朗読シリーズで取り上げるのは、異郷の土地に魅せられて、過去の自分の全てを捨ててしまいそうになる二人を描いた、「帰りたくなかった二人」。今までお送りしてきた「ティオ」の島の物語の中でも、ちょっと地味な一篇ですが、土地と人との関係や絆を描いて、じんわりと沁みてくる好短編です。第一回からずっと同じ三人チームによる朗読・イラスト・演出にてお送りします。長谷部和也さんの南洋情緒あふれるイラストにも乞ご期待!

そして後半、大津がお送りするのは、二十世紀の米国を代表する作曲家の一人、サミュエル・バーバー作曲の「Knoxville : Summer of 1915」。
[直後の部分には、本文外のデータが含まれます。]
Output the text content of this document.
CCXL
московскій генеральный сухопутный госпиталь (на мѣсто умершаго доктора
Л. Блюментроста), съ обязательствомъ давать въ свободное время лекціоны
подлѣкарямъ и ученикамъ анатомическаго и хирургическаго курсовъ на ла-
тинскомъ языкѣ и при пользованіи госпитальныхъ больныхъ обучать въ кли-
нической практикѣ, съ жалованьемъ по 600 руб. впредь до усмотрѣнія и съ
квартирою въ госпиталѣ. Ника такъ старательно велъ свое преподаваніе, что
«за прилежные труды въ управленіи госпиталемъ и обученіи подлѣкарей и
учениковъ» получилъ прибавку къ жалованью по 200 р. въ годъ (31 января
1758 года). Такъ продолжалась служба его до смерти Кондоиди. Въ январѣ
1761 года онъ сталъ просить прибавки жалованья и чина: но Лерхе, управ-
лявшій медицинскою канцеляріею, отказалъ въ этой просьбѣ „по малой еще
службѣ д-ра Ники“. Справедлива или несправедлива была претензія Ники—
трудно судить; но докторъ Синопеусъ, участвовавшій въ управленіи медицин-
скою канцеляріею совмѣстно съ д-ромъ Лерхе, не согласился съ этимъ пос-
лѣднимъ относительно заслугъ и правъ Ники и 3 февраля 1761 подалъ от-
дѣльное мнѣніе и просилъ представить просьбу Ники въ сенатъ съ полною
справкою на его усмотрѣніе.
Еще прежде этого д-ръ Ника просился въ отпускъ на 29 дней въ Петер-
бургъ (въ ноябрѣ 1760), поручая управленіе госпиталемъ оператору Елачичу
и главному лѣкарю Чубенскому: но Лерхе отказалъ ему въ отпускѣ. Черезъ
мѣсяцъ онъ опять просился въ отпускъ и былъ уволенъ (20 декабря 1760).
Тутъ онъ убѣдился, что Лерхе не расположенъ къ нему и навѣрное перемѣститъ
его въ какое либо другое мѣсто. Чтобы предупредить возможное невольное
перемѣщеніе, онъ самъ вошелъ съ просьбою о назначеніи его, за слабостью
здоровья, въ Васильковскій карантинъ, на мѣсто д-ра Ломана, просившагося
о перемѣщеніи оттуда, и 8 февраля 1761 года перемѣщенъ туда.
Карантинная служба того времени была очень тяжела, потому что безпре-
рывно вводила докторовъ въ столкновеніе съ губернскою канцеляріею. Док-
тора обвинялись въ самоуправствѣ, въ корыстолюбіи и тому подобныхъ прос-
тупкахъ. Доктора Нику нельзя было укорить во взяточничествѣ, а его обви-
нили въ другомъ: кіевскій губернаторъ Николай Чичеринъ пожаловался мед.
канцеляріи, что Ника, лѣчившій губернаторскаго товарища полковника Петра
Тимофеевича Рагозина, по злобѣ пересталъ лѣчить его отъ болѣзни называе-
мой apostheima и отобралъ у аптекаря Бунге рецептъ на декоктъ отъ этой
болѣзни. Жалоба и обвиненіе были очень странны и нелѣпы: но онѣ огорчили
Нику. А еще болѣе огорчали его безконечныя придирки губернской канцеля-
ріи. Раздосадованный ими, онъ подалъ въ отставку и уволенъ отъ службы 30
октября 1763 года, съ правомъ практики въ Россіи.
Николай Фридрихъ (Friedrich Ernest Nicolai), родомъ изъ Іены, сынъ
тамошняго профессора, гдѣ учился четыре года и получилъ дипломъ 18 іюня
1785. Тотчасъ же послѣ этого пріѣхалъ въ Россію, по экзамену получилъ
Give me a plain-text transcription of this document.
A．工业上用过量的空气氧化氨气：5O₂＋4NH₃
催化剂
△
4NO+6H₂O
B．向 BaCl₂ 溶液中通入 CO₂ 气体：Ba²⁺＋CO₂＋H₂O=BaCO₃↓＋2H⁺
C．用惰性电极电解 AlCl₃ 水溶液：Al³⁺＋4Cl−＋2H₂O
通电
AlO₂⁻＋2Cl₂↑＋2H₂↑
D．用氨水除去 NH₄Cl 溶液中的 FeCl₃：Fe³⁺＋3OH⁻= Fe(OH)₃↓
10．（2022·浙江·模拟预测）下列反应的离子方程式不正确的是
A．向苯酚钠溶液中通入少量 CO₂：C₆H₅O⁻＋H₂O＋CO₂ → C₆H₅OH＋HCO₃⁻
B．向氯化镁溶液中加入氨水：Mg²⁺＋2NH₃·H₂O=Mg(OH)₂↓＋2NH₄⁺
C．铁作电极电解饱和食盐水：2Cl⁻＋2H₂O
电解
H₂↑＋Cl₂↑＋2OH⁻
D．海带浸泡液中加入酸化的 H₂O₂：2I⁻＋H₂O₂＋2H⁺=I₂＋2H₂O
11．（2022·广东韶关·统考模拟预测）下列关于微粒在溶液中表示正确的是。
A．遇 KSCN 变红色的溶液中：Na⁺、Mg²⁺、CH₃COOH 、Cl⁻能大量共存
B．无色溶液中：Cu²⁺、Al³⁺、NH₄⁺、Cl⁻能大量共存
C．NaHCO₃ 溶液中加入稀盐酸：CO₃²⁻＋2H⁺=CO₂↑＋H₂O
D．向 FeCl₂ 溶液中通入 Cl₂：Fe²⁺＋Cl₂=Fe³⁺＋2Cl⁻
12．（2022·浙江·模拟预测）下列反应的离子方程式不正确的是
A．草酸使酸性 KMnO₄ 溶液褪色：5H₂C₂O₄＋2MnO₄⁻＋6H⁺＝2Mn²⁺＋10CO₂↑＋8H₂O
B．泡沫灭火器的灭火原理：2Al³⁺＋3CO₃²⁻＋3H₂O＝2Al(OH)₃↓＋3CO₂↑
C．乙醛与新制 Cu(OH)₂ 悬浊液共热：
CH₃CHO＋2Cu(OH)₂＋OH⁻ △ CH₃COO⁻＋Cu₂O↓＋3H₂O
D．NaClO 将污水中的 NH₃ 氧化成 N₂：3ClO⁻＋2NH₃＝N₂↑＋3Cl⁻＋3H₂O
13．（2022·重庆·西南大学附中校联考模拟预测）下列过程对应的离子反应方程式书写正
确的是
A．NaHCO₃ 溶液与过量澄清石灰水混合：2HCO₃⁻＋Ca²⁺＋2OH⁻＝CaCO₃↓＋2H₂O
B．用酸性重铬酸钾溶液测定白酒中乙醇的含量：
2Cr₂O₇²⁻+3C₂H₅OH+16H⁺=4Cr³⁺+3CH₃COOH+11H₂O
テキストは、ピューリッツァ賞受賞者でもあるジェームズ・アビーが、自らが幸せな少年時代を過ごしたアメリカ中西部テネシー州の都市、ノックスビルを描いた散文詩。かつての作家自身とも思われる少年の目から見た、1915年の古き良きアメリカ。過ぎ去ってもう二度と戻ってこない故郷への思いを、静かに淡々と描き出す隠れた名曲。英米歌曲がお好きな方にはお馴染みの曲かもしれませんが、なかなか全曲を聞く機会はないかもしれません。シャンソン・フランセーズで味わい深いピアノを聞かせて下さる田中知子さんの伴奏も聴きどころ。

全く異なる二つのパフォーマンスをつなぐのは、「望郷」という言葉。自分の本当の故郷、本当の自分がいるべき場所を探し求める旅の物語と、失われてしまった光に満ちた少年時代の故郷の記憶をたどる物語。そこで今回の公演のテーマは、「MY HOME」としてみました。

例によって、軽いお食事とお飲み物を用意いたしまして、渋谷ラトリエで皆様をお待ちしております。事前予約制にて、先着50名様まで。皆様のお越しを心よりお待ち申し上げております!